In 2017, almost 18,000 German tourists visited Nicaragua.

=== Development aid ===
In addition to the German government's development aid, over 30 non-governmental organizations and private associations from Germany are involved in development cooperation with Nicaragua, most of which date back to the solidarity movement of the 1980s. German development aid also takes place within the framework of 25 city partnerships. The Federal Ministry for Economic Cooperation and Development finances annual volunteer programs that enable almost 150 young people to participate in projects each year.

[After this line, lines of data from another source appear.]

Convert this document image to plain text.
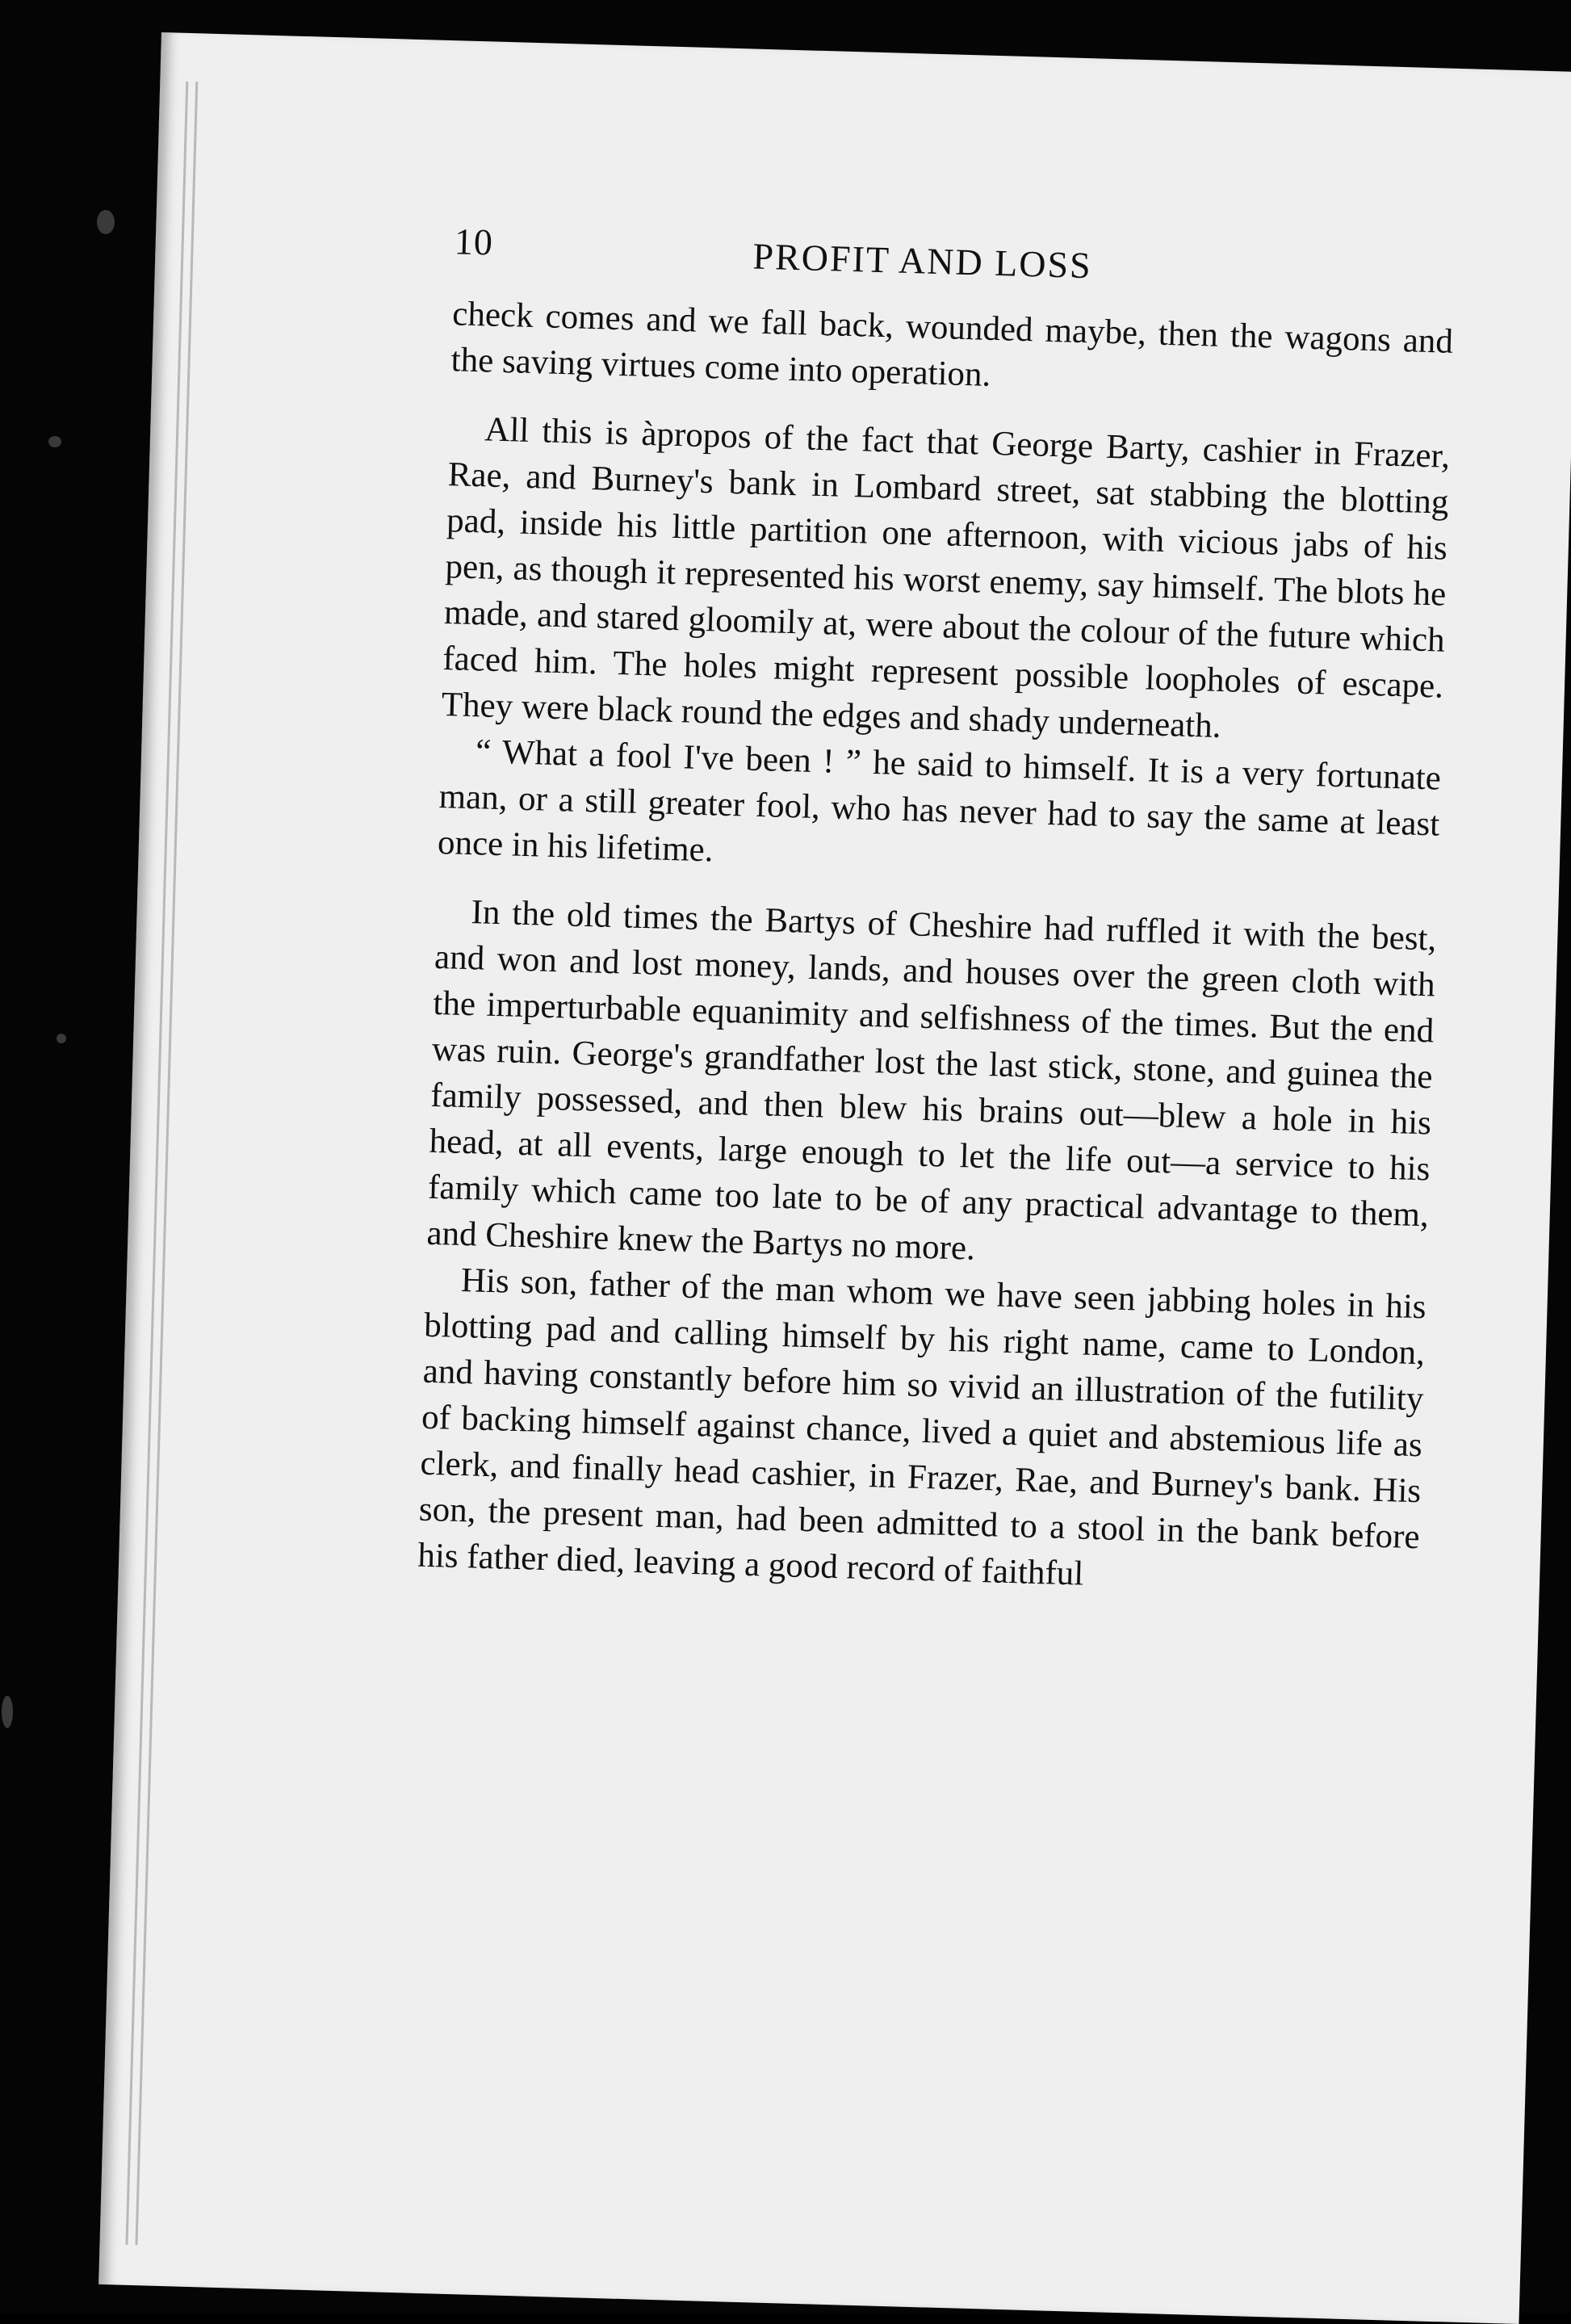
10	PROFIT AND LOSS

check comes and we fall back, wounded maybe, then the wagons and the saving virtues come into operation.

All this is àpropos of the fact that George Barty, cashier in Frazer, Rae, and Burney's bank in Lombard street, sat stabbing the blotting pad, inside his little partition one afternoon, with vicious jabs of his pen, as though it represented his worst enemy, say himself. The blots he made, and stared gloomily at, were about the colour of the future which faced him. The holes might represent possible loopholes of escape. They were black round the edges and shady underneath.

“ What a fool I've been ! ” he said to himself. It is a very fortunate man, or a still greater fool, who has never had to say the same at least once in his lifetime.

In the old times the Bartys of Cheshire had ruffled it with the best, and won and lost money, lands, and houses over the green cloth with the imperturbable equanimity and selfishness of the times. But the end was ruin. George's grandfather lost the last stick, stone, and guinea the family possessed, and then blew his brains out—blew a hole in his head, at all events, large enough to let the life out—a service to his family which came too late to be of any practical advantage to them, and Cheshire knew the Bartys no more.

His son, father of the man whom we have seen jabbing holes in his blotting pad and calling himself by his right name, came to London, and having constantly before him so vivid an illustration of the futility of backing himself against chance, lived a quiet and abstemious life as clerk, and finally head cashier, in Frazer, Rae, and Burney's bank. His son, the present man, had been admitted to a stool in the bank before his father died, leaving a good record of faithful
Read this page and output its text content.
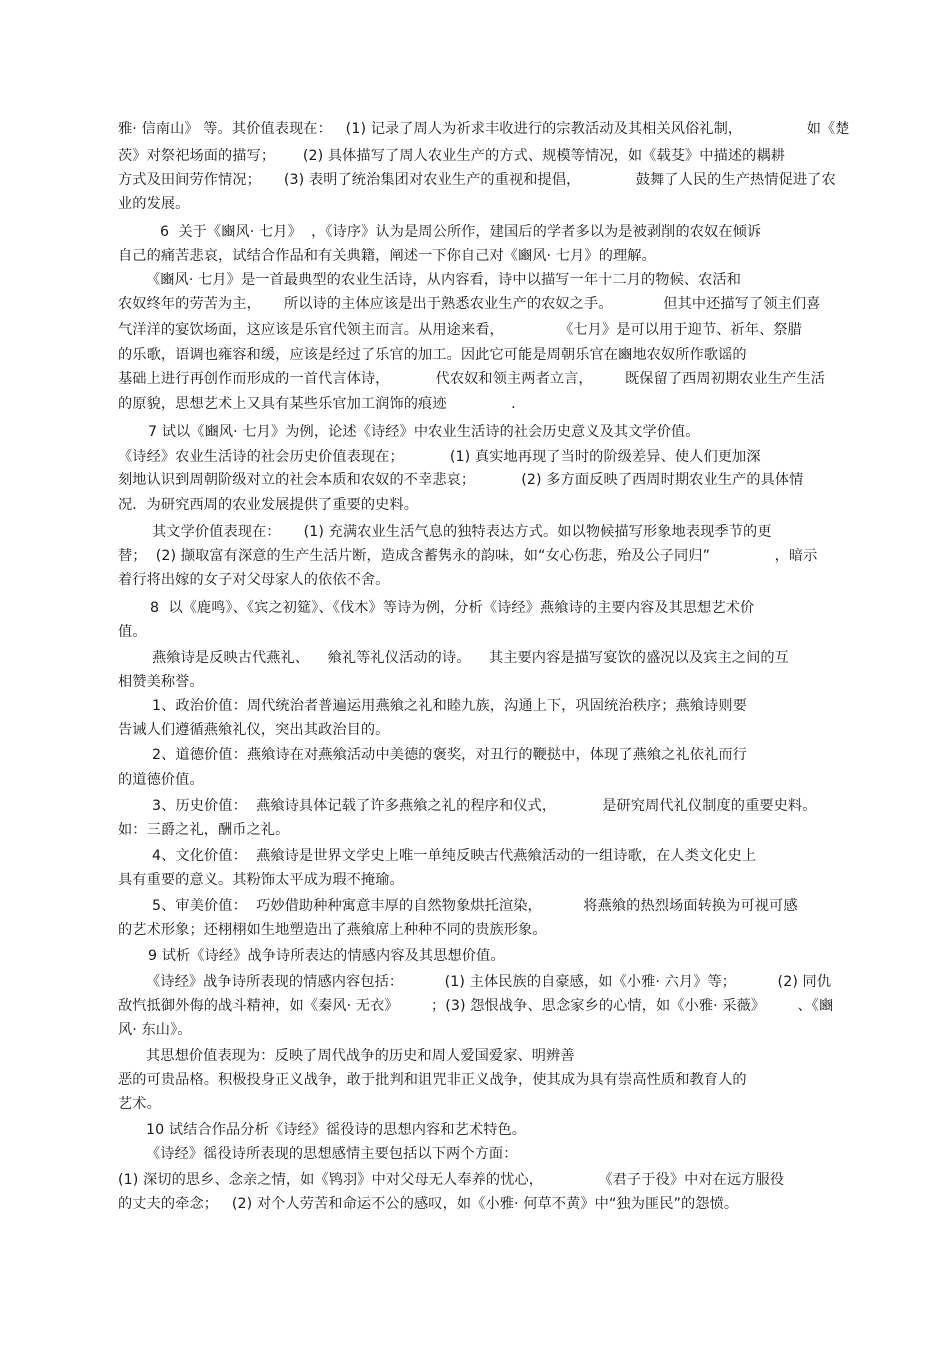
雅· 信南山》 等。其价值表现在：   (1) 记录了周人为祈求丰收进行的宗教活动及其相关风俗礼制，              如《楚
茨》对祭祀场面的描写；      (2) 具体描写了周人农业生产的方式、规模等情况，如《载芟》中描述的耦耕
方式及田间劳作情况；     (3) 表明了统治集团对农业生产的重视和提倡，            鼓舞了人民的生产热情促进了农
业的发展。
6  关于《豳风· 七月》  ，《诗序》认为是周公所作，建国后的学者多以为是被剥削的农奴在倾诉
自己的痛苦悲哀，试结合作品和有关典籍，阐述一下你自己对《豳风· 七月》的理解。
《豳风· 七月》是一首最典型的农业生活诗，从内容看，诗中以描写一年十二月的物候、农活和
农奴终年的劳苦为主，     所以诗的主体应该是出于熟悉农业生产的农奴之手。           但其中还描写了领主们喜
气洋洋的宴饮场面，这应该是乐官代领主而言。从用途来看，            《七月》是可以用于迎节、祈年、祭腊
的乐歌，语调也雍容和缓，应该是经过了乐官的加工。因此它可能是周朝乐官在豳地农奴所作歌谣的
基础上进行再创作而形成的一首代言体诗，          代农奴和领主两者立言，       既保留了西周初期农业生产生活
的原貌，思想艺术上又具有某些乐官加工润饰的痕迹              .
7 试以《豳风· 七月》为例，论述《诗经》中农业生活诗的社会历史意义及其文学价值。
《诗经》农业生活诗的社会历史价值表现在；          (1) 真实地再现了当时的阶级差异、使人们更加深
刻地认识到周朝阶级对立的社会本质和农奴的不幸悲哀；          (2) 多方面反映了西周时期农业生产的具体情
况．为研究西周的农业发展提供了重要的史料。
其文学价值表现在：     (1) 充满农业生活气息的独特表达方式。如以物候描写形象地表现季节的更
替；  (2) 撷取富有深意的生产生活片断，造成含蓄隽永的韵味，如“女心伤悲，殆及公子同归”              ，暗示
着行将出嫁的女子对父母家人的依依不舍。
8  以《鹿鸣》、《宾之初筵》、《伐木》等诗为例，分析《诗经》燕飨诗的主要内容及其思想艺术价
值。
燕飨诗是反映古代燕礼、    飨礼等礼仪活动的诗。    其主要内容是描写宴饮的盛况以及宾主之间的互
相赞美称誉。
1、政治价值：周代统治者普遍运用燕飨之礼和睦九族，沟通上下，巩固统治秩序；燕飨诗则要
告诫人们遵循燕飨礼仪，突出其政治目的。
2、道德价值：燕飨诗在对燕飨活动中美德的褒奖，对丑行的鞭挞中，体现了燕飨之礼依礼而行
的道德价值。
3、历史价值：  燕飨诗具体记载了许多燕飨之礼的程序和仪式，          是研究周代礼仪制度的重要史料。
如：三爵之礼，酬币之礼。
4、文化价值：  燕飨诗是世界文学史上唯一单纯反映古代燕飨活动的一组诗歌，在人类文化史上
具有重要的意义。其粉饰太平成为瑕不掩瑜。
5、审美价值：  巧妙借助种种寓意丰厚的自然物象烘托渲染，         将燕飨的热烈场面转换为可视可感
的艺术形象；还栩栩如生地塑造出了燕飨席上种种不同的贵族形象。
9 试析《诗经》战争诗所表达的情感内容及其思想价值。
《诗经》战争诗所表现的情感内容包括：         (1) 主体民族的自豪感，如《小雅· 六月》等；         (2) 同仇
敌忾抵御外侮的战斗精神，如《秦风· 无衣》       ；(3) 怨恨战争、思念家乡的心情，如《小雅· 采薇》       、《豳
风· 东山》。
其思想价值表现为：反映了周代战争的历史和周人爱国爱家、明辨善
恶的可贵品格。积极投身正义战争，敢于批判和诅咒非正义战争，使其成为具有崇高性质和教育人的
艺术。
10 试结合作品分析《诗经》徭役诗的思想内容和艺术特色。
《诗经》徭役诗所表现的思想感情主要包括以下两个方面：
(1) 深切的思乡、念亲之情，如《鸨羽》中对父母无人奉养的忧心，            《君子于役》中对在远方服役
的丈夫的牵念；   (2) 对个人劳苦和命运不公的感叹，如《小雅· 何草不黄》中“独为匪民”的怨愤。
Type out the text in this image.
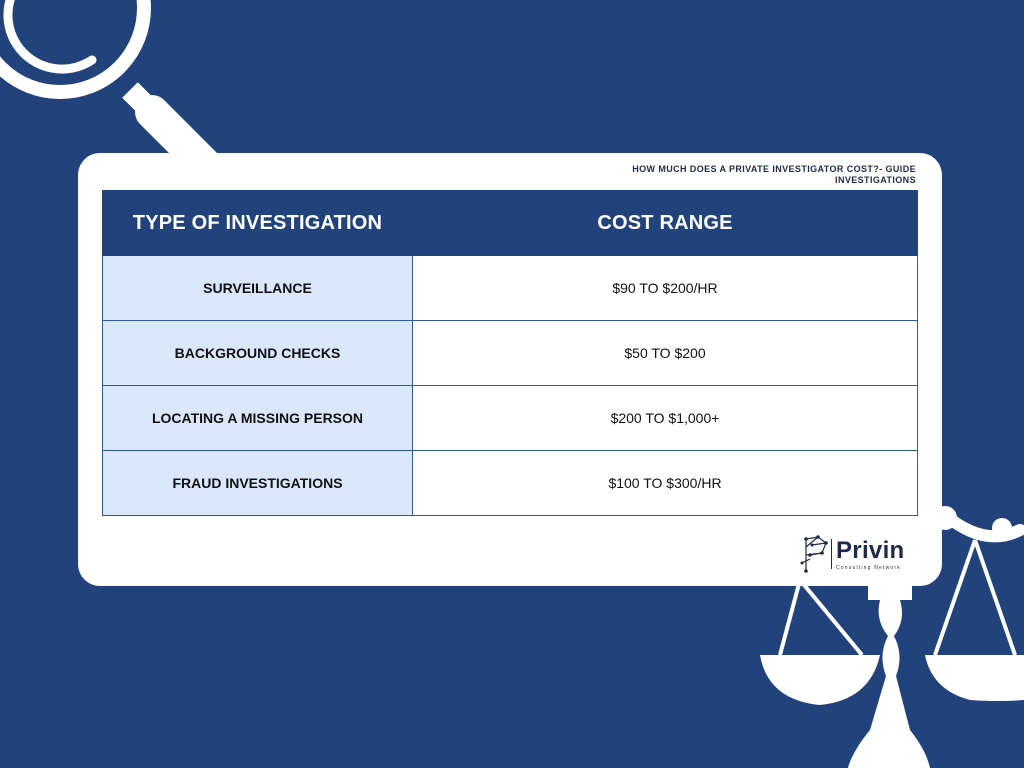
HOW MUCH DOES A PRIVATE INVESTIGATOR COST?- GUIDE
INVESTIGATIONS
TYPE OF INVESTIGATION	COST RANGE
SURVEILLANCE	$90 TO $200/HR
BACKGROUND CHECKS	$50 TO $200
LOCATING A MISSING PERSON	$200 TO $1,000+
FRAUD INVESTIGATIONS	$100 TO $300/HR
Privin
Consulting Network
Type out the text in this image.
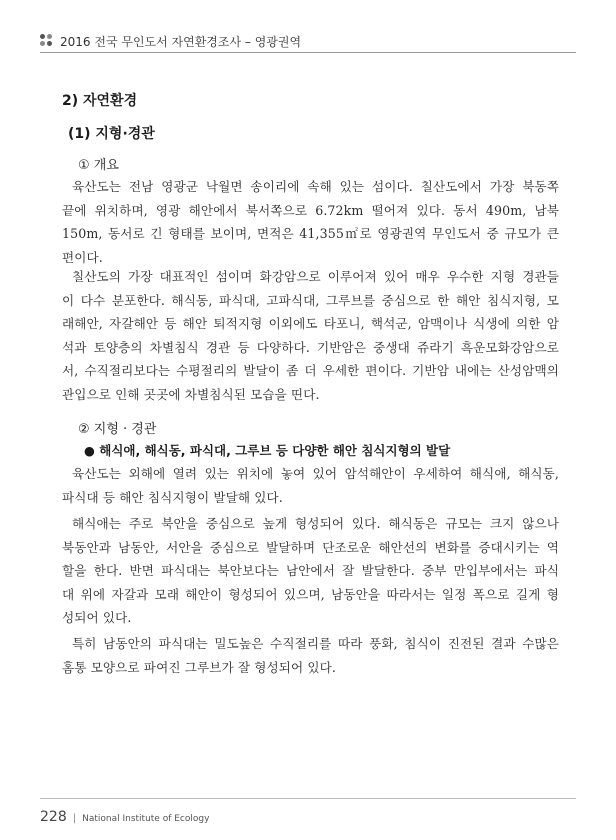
2016 전국 무인도서 자연환경조사 – 영광권역
2) 자연환경
(1) 지형·경관
① 개요
육산도는 전남 영광군 낙월면 송이리에 속해 있는 섬이다. 칠산도에서 가장 북동쪽
끝에 위치하며, 영광 해안에서 북서쪽으로 6.72km 떨어져 있다. 동서 490m, 남북
150m, 동서로 긴 형태를 보이며, 면적은 41,355㎡로 영광권역 무인도서 중 규모가 큰
편이다.
칠산도의 가장 대표적인 섬이며 화강암으로 이루어져 있어 매우 우수한 지형 경관들
이 다수 분포한다. 해식동, 파식대, 고파식대, 그루브를 중심으로 한 해안 침식지형, 모
래해안, 자갈해안 등 해안 퇴적지형 이외에도 타포니, 핵석군, 암맥이나 식생에 의한 암
석과 토양층의 차별침식 경관 등 다양하다. 기반암은 중생대 쥬라기 흑운모화강암으로
서, 수직절리보다는 수평절리의 발달이 좀 더 우세한 편이다. 기반암 내에는 산성암맥의
관입으로 인해 곳곳에 차별침식된 모습을 띤다.
② 지형 · 경관
● 해식애, 해식동, 파식대, 그루브 등 다양한 해안 침식지형의 발달
육산도는 외해에 열려 있는 위치에 놓여 있어 암석해안이 우세하여 해식애, 해식동,
파식대 등 해안 침식지형이 발달해 있다.
해식애는 주로 북안을 중심으로 높게 형성되어 있다. 해식동은 규모는 크지 않으나
북동안과 남동안, 서안을 중심으로 발달하며 단조로운 해안선의 변화를 증대시키는 역
할을 한다. 반면 파식대는 북안보다는 남안에서 잘 발달한다. 중부 만입부에서는 파식
대 위에 자갈과 모래 해안이 형성되어 있으며, 남동안을 따라서는 일정 폭으로 길게 형
성되어 있다.
특히 남동안의 파식대는 밀도높은 수직절리를 따라 풍화, 침식이 진전된 결과 수많은
홈통 모양으로 파여진 그루브가 잘 형성되어 있다.
228 | National Institute of Ecology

One focus of bilateral development aid is water (wastewater and drinking water supply).

== Culture ==
In Managua, there is the German Nicaraguan Cultural Initiative (ICAN), which receives funding from the Goethe-Institut. There are also numerous private "Nicaragua associations" in Germany that carry out projects or cultural work, including in Hamburg, Oldenburg, Wiesbaden and Göttingen. The German School Managua ("Deutsche Schule Managua") is one of the best schools in the country.

=== Migration ===

Emigration from Germany to Nicaragua began in the 19th century. In 2022, just under 1000 persons born in Germany were living in Nicaragua, while several hundred Nicaraguans were living in Germany.